But nobody told Shawn Marion.
Listen, I know Steve Nash won the 2005-06 NBA MVP for leading the Suns to 54 wins despite the absence of Stoudemire but discounting the vital nature of Marion's contributions would be foolish and I simply won't permit it. With a bigger load to carry, Marion's numbers jumped to 21.8 points, 11.8 rebounds, 2 steals, and 1.5 blocks while raising his field goal percentage from 47.6% to 52.5% (eFG% from 52% to 56%).
The company on the list of people who did that? You guessed it, ridiculous (with bonus self serving Twitter plug because I really need 800 followers).
Shawn Marion's 2005-06 season when Amar'e was injured was utterly ridiculous. For context here's his company: pic.twitter.com/LnsXb1T8gK— Scott Howard (@ScottHoward42) June 18, 2015
Despite the Stoudemire being on the sidelines, the Suns made the Western Conference Finals for a second consecutive year before falling to the Mavericks. Marion was named 3rd Team All-NBA for a second straight year as well.
Amar'e returned to the Suns the following season and while Marion's production cooled a bit, he was still an All-Star for the 4th time in 5 seasons and the Suns won 61 games. The Suns lost to the Spurs in the 2nd round of 2007 playoffs in a series I've tried to block from my mind on hundreds of occasions.
Trade rumors and contract questions were never foreign to Shawn Marion in the late part of his career with the Suns but they reached a boil in the 2007 offseason.
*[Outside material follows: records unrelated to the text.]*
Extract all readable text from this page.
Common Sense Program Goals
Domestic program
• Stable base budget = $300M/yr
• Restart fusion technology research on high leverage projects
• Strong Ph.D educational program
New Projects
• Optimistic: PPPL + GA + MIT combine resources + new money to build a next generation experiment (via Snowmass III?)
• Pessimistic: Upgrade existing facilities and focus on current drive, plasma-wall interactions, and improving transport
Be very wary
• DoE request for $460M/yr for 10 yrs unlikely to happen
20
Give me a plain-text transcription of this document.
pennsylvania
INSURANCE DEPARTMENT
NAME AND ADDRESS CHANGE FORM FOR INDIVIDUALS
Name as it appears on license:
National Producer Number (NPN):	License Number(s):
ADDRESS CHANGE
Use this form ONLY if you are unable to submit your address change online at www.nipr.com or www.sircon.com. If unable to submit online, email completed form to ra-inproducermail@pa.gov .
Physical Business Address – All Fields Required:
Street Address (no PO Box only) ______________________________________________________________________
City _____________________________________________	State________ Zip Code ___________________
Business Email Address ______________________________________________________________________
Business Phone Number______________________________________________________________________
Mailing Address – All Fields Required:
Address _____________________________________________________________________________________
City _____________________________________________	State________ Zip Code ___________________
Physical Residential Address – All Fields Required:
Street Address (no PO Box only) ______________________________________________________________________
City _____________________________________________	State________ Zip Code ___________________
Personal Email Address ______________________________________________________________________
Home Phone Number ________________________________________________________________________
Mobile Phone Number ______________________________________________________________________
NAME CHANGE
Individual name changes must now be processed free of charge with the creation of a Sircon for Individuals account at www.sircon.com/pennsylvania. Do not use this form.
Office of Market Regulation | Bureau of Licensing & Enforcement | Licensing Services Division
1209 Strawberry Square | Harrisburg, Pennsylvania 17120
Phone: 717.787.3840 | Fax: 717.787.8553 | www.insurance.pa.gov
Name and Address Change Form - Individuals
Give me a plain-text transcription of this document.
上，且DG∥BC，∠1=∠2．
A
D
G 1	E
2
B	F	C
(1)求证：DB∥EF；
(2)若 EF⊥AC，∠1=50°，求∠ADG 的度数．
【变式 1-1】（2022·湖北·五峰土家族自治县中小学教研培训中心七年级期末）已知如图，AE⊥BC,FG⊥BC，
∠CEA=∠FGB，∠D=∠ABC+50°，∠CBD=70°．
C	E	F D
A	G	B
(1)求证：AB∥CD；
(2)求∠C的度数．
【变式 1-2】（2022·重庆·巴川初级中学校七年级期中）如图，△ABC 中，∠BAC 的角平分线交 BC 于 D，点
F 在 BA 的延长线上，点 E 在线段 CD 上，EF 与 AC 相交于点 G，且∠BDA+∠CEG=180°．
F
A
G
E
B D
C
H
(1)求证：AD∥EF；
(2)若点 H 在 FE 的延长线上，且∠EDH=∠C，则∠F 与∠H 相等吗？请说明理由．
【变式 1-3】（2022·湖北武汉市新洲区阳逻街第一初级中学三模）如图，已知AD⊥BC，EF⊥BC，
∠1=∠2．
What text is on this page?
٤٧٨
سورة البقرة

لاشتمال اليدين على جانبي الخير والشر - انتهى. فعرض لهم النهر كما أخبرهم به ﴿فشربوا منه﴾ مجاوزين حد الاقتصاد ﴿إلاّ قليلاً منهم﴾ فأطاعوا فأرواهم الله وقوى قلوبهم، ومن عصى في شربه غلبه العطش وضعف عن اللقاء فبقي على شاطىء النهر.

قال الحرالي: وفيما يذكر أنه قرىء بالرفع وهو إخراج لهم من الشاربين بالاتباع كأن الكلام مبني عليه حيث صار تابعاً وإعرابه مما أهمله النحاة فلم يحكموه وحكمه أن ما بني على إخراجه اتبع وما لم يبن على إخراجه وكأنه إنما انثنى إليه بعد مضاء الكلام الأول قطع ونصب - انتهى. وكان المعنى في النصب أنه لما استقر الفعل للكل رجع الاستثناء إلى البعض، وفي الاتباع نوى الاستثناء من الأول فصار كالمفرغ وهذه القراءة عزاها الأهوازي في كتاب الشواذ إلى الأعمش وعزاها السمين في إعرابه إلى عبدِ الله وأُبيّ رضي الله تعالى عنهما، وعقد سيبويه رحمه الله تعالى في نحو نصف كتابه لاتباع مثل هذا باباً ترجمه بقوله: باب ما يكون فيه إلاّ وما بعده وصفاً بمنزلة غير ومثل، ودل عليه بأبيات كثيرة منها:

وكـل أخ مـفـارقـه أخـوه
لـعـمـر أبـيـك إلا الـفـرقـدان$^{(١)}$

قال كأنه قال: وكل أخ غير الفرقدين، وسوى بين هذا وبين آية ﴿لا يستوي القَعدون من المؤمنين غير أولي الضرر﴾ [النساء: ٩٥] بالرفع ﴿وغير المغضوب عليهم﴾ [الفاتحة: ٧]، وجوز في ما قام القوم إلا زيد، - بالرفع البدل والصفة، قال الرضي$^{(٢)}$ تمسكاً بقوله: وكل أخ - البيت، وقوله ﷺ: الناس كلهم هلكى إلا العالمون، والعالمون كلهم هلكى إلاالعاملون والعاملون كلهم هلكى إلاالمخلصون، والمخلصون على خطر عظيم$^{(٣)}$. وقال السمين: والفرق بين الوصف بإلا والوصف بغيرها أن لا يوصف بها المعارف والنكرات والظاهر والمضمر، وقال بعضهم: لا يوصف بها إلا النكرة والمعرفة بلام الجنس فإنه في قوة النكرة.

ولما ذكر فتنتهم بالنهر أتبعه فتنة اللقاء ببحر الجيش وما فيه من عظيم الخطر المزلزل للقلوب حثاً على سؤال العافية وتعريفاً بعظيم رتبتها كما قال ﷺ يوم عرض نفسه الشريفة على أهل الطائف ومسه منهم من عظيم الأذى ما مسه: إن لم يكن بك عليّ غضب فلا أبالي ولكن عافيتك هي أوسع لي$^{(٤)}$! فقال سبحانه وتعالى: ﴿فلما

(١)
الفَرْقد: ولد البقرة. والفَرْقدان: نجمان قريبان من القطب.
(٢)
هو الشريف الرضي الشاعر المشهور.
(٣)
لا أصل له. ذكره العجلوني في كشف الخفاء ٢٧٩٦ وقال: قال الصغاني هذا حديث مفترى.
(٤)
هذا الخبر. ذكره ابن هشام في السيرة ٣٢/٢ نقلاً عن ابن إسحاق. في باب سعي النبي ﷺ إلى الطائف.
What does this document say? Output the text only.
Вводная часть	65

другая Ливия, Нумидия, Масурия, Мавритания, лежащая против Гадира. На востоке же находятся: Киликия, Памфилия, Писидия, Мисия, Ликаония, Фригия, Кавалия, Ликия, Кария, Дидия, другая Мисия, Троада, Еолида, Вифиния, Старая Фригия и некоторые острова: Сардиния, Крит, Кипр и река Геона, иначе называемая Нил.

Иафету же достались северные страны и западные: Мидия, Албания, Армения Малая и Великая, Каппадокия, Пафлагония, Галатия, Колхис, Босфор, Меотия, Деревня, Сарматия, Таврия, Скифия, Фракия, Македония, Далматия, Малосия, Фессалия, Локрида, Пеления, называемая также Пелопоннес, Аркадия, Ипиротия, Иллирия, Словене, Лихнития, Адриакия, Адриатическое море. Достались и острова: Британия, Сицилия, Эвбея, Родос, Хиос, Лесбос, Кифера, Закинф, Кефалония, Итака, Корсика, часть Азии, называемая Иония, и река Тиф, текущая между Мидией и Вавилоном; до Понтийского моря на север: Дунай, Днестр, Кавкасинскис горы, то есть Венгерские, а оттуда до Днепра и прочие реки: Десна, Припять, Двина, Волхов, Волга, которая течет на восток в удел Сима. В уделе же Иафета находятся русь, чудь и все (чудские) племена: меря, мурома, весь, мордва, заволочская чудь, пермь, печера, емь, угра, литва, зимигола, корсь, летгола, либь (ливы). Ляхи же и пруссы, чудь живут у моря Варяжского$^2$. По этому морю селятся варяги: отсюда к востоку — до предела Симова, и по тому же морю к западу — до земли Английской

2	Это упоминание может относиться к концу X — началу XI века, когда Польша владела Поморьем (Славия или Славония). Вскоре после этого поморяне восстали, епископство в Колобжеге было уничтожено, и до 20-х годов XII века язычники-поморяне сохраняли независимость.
The six-year extension he signed in 2002 had a player option for the 2008-09 season and Marion was quite clear about his desire for a costly extension prior to that option year.
When it became clear the Suns weren't willing to meet his contract demands, Marion formally requested a trade in September of 2007.
Phoenix had been shopping Marion all over the league - there were theoretical Lamar Odom packages and a 3-way Kevin Garnett trade with Boston and Minnesota that seemed to be on 3rd base prior to being vetoed by Marion (unwilling to extend his contract in Boston).
Yet Marion remained on the Suns during a 38-10 start that had them sitting with the best record in the Western Conference - then fun died.
On February 6, 2008, the Suns traded Marion (along with Marcus Banks) to the Miami Heat for Shaquille O'Neal.
Marion wound up picking up his 2008-2009 player option but was traded by the Heat to the Raptors (bet you forgot about that) at the 2009 trade deadline.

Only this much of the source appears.